After relying on the same growth model for 30 years, the world's second most powerful economy has a new set of goals that will bring challenges more in tune with today.
China's new set of goals
After relying on the same growth model for 30 years, the world's second most powerful economy has a new set of goals that will bring challenges more in tune with today
The recent meeting of the central committee of China's communist party seems to have gone very much as planned. As observers predicted, the vice president Xi Jinping was named vice chairman of the powerful central military commission, taking him a step closer to the party chairmanship in 2012 and the presidency the following year.
Meanwhile, an end-of-session communique, reported by the official Xinhua news agency, gave pointers about the 2011-2015 development plan the four-day meeting approved.
According to the communique, the country should improve living standards, develop public services that cover urban and rural residents equally, have "harmonious labour relations" and "reasonably adjust income distribution". Unsurprisingly, there was no mention of political reform, despite recent calls for greater freedom of speech from Wen Jiabao, the premier.
While the gathering of the 200-plus strong central committee appeared from the outside to go smoothly, achieving the ambitious economic goals it set out will, experts say, involve navigating a much rockier path.
In particular, making modern China more equitable - the key to transforming the economy to one driven by domestic consumption, rather than exports - will be a challenge, says Dr Frank Song, a professor in the School of Economics and Finance at the University of Hong Kong.
Echoing the views of many, he says the growth model China has relied upon in the past three decades - low labour costs, high environmental costs and heavy use of certain resources - "has to be changed".
The key is reducing the dominance of state-owned enterprises, which he describes as a major source of inequality. With the high wages they pay to a fraction of the population, they distort income distribution in addition, as Dr Song puts it, to reinvesting "recklessly in more inefficient ways".
"In China you have a high savings ratio, and a lot of it comes from business saving. The monopolies contribute to this," he says.

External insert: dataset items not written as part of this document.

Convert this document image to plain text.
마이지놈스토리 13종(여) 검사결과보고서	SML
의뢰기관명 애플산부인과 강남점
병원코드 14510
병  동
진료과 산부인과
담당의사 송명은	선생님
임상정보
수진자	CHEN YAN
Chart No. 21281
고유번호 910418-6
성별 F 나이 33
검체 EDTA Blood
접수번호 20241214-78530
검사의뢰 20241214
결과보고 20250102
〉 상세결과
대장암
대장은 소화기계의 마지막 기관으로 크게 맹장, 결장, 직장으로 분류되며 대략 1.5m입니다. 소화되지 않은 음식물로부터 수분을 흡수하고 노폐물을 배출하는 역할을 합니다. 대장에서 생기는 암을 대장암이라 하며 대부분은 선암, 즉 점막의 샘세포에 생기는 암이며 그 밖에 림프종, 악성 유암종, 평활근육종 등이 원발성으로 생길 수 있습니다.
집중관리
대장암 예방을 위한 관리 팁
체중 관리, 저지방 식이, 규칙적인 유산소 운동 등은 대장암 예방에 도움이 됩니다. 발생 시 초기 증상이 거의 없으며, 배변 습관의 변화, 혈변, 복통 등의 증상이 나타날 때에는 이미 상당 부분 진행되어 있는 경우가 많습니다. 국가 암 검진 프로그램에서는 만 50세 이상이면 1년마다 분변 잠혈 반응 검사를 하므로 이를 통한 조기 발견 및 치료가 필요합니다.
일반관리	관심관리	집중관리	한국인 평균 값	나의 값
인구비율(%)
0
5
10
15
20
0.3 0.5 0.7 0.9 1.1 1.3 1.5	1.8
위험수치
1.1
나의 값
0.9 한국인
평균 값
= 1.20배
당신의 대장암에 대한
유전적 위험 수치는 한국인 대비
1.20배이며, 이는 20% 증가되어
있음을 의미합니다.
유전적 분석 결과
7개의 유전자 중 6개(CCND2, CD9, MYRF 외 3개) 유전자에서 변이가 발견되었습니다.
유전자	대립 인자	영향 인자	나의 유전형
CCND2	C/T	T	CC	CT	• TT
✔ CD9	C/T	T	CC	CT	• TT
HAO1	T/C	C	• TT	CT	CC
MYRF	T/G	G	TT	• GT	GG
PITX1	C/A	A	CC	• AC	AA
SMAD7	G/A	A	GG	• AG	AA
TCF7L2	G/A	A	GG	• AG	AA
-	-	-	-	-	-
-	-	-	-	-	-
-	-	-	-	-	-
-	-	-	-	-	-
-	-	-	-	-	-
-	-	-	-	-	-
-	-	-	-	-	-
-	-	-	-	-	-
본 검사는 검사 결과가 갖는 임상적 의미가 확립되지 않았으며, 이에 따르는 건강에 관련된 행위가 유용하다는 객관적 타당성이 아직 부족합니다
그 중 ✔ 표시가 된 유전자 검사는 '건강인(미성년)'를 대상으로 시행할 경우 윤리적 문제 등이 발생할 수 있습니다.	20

Greater competition should be allowed in sectors ranging from transport to telecommunications, energy and education. Financing for small and medium-sized enterprises should be made easier through reform of the country's financial sector, says Dr Song.
"The model needs to be changed to make it more competitive, to allow more private capital to move in. That's another aspect of solving this income inequality."
Another key focus should be to rectify what Dr Song describes as the country's "false urbanisation". While more than 200 million Chinese have migrated to the country's metropolises, many "don't have the rights to access many resources in the cities".
In more difficult periods, such migrants are laid off and have to return to their home provinces. Their children have difficulty accessing education and many families are left without health cover and the costs of buying treatment are prohibitively high.
"The government has to … reform the growth model to have a more efficient urbanisation," Dr Song says.
Only when such inequalities are ironed out, he says, will the government be successful in transforming the economy into one driven by domestic consumption.
Even a refocus of the government's priorities may not be enough to achieve such structural change in the economy in the coming years, says Ren Xianfang, a China analyst at the economic and financial research company IHS Global Insight in Beijing.
China is "a long way from achieving" its goal of a domestic consumption-driven economy. This, Ms Ren says, has to be thought of as a more distant goal.
"This will most likely happen in the long term, after China's overall per capita GDP has hit a pretty advanced level,"she says.
"Only at that point will China really be able to have a more consumption-oriented growth model. At this stage, China still needs to accumulate capital."
Even if government policies are increasingly aimed at promoting domestic consumption, Ms Ren does not expect "any material progress" by 2015. "Given the development stage of the Chinese economy, it's still very difficult to achieve that."